Dr Watts believes that the NHS can move much faster and reach net-zero well before the Government’s 2050 target. “When health professionals engage in a public health crisis, they have the capacity to move mountains,” he says. If the NHS was to reach net-zero before 2050, he argues, the NHS would become a world-leading example and encourage other health systems around the world to accelerate their transition to zero greenhouse gases emissions.


How climate change is affecting human health and wellbeing 

The mistake that many make when talking about climate change is assuming that it is a future problem, a problem that does not exist now. However, whether you like it or not, the reality is different. Climate change is a health emergency, that is happening right in front of our eyes. And it will only get worse.
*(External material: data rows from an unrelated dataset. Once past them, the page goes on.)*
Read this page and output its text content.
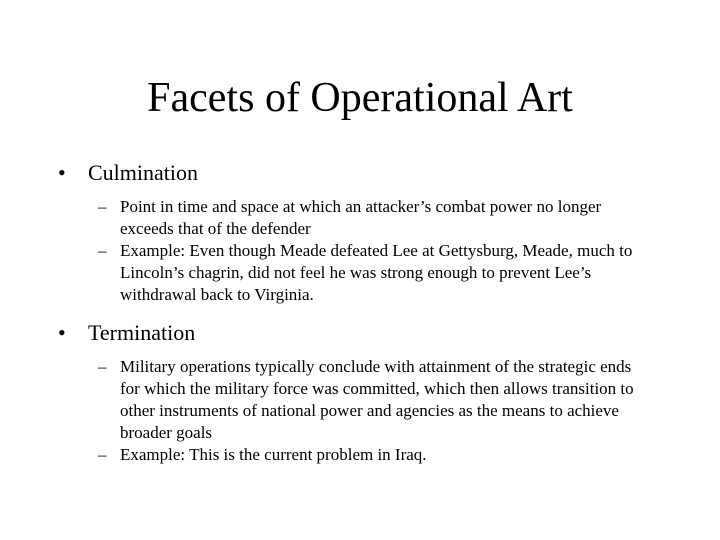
Facets of Operational Art
• Culmination
– Point in time and space at which an attacker’s combat power no longer exceeds that of the defender
– Example: Even though Meade defeated Lee at Gettysburg, Meade, much to Lincoln’s chagrin, did not feel he was strong enough to prevent Lee’s withdrawal back to Virginia.
• Termination
– Military operations typically conclude with attainment of the strategic ends for which the military force was committed, which then allows transition to other instruments of national power and agencies as the means to achieve broader goals
– Example: This is the current problem in Iraq.
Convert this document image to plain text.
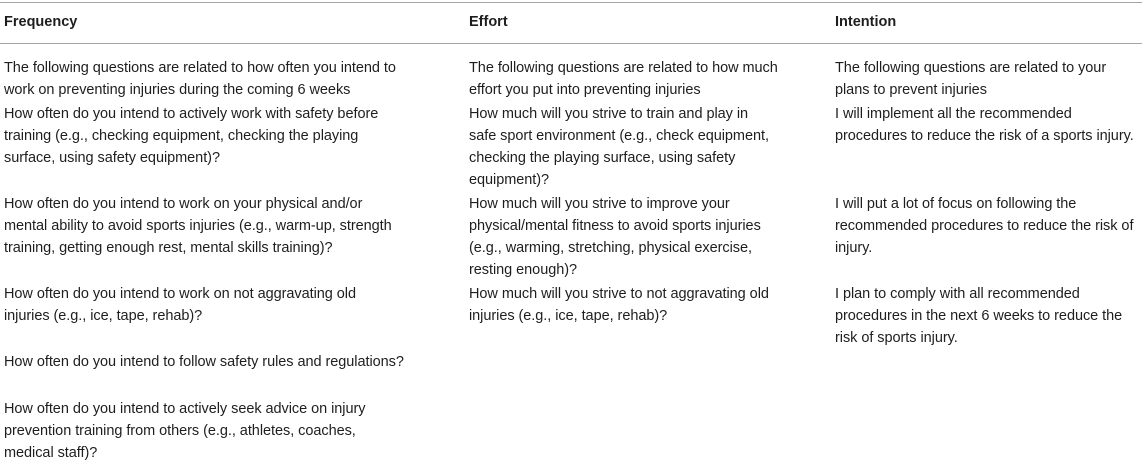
Frequency	Effort	Intention
The following questions are related to how often you intend to work on preventing injuries during the coming 6 weeks
How often do you intend to actively work with safety before training (e.g., checking equipment, checking the playing surface, using safety equipment)?
How often do you intend to work on your physical and/or mental ability to avoid sports injuries (e.g., warm-up, strength training, getting enough rest, mental skills training)?
How often do you intend to work on not aggravating old injuries (e.g., ice, tape, rehab)?
How often do you intend to follow safety rules and regulations?
How often do you intend to actively seek advice on injury prevention training from others (e.g., athletes, coaches, medical staff)?
The following questions are related to how much effort you put into preventing injuries
How much will you strive to train and play in safe sport environment (e.g., check equipment, checking the playing surface, using safety equipment)?
How much will you strive to improve your physical/mental fitness to avoid sports injuries (e.g., warming, stretching, physical exercise, resting enough)?
How much will you strive to not aggravating old injuries (e.g., ice, tape, rehab)?
The following questions are related to your plans to prevent injuries
I will implement all the recommended procedures to reduce the risk of a sports injury.
I will put a lot of focus on following the recommended procedures to reduce the risk of injury.
I plan to comply with all recommended procedures in the next 6 weeks to reduce the risk of sports injury.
“You see the fingerprints of climate change on the extreme heatwaves that the UK and Western Europe have faced. In seven of the last 10 summers, heatwaves have been much fiercer. They last longer. They kill many, many more people than would otherwise have been the case. And that is also true of the famous heatwave in 2003 that resulted in 70,000 excess deaths over that summer,” says Dr Watts.

According to him, heatwaves are among the very first examples of how climate change is affecting human health. Floods are another example. “We know that somewhere between 10 and 15 per cent of NHS facilities are currently on high-risk flood zones. That number is going to drastically increase over the next 20 years or so.  

“It doesn’t take much to realise that if you don’t respond pretty urgently, your health systems and your public health are put at risk,” Dr Watts warns.

Sadly, the effects of climate change on human health will only worsen in the years ahead. The World Health Organization (WHO) estimates that between 2030 and 2050, climate change is expected to cause approximately 250,000 additional deaths per year, from malnutrition, malaria, diarrhoea and heat stress. According to a report by The Joseph Rowntree Foundation, the UK’s infrastructure is not equipped to cope with warmer climates. The number of heat-related deaths in the UK during heatwaves could increase to 7,000 a year. 


Are health professionals doing enough?

“Although it is correct to say that the public understanding of climate change is increasing, we have a long way to go.” In Dr Watts’ mind, a key issue in this battle is communication. Those who warned us of the health implications of climate change are, most of the time, politicians during their electoral campaigns and young climate activists on demonstrations. 

However, Dr Watts believes that rather than politicians and young climate activists, it’s public health professionals who should be at the forefront of communicating on climate change. 

“If anyone is going to be telling the public what the effect of climate change is on their health, it is going to be a nurse, a public health professional or a doctor,” says Dr Watts. “We can sometimes be a little bit too slow, especially with long-term risk. And I think we have a fair bit of work to do in communicating. The message we as health professionals need to communicate is quite simple: climate change is bad for your health.”

In terms of what health professionals can do about climate change the WHO has a clear answer: advocate for health to be at the centre of all climate-change policies and plans. 

According to the WHO, health professionals should use their knowledge and authority “to inform and influence action in key national and international processes that guide policy and resources for work on climate change, such as preparation of national communications, national adaptation programmes of action and international agreements.”


Conclusion

As stressed before, climate change is a health emergency, and this is also because, as Dr Watts argues, “the social determinants of health and the NHS and health systems and health professionals that we depend on, they all depend on the environment.” The response that we all need to take to tackle this health crisis will need to be adequate for the severity of the problem and, most importantly, the responses will need to have public health professionals step up and drive the discourse.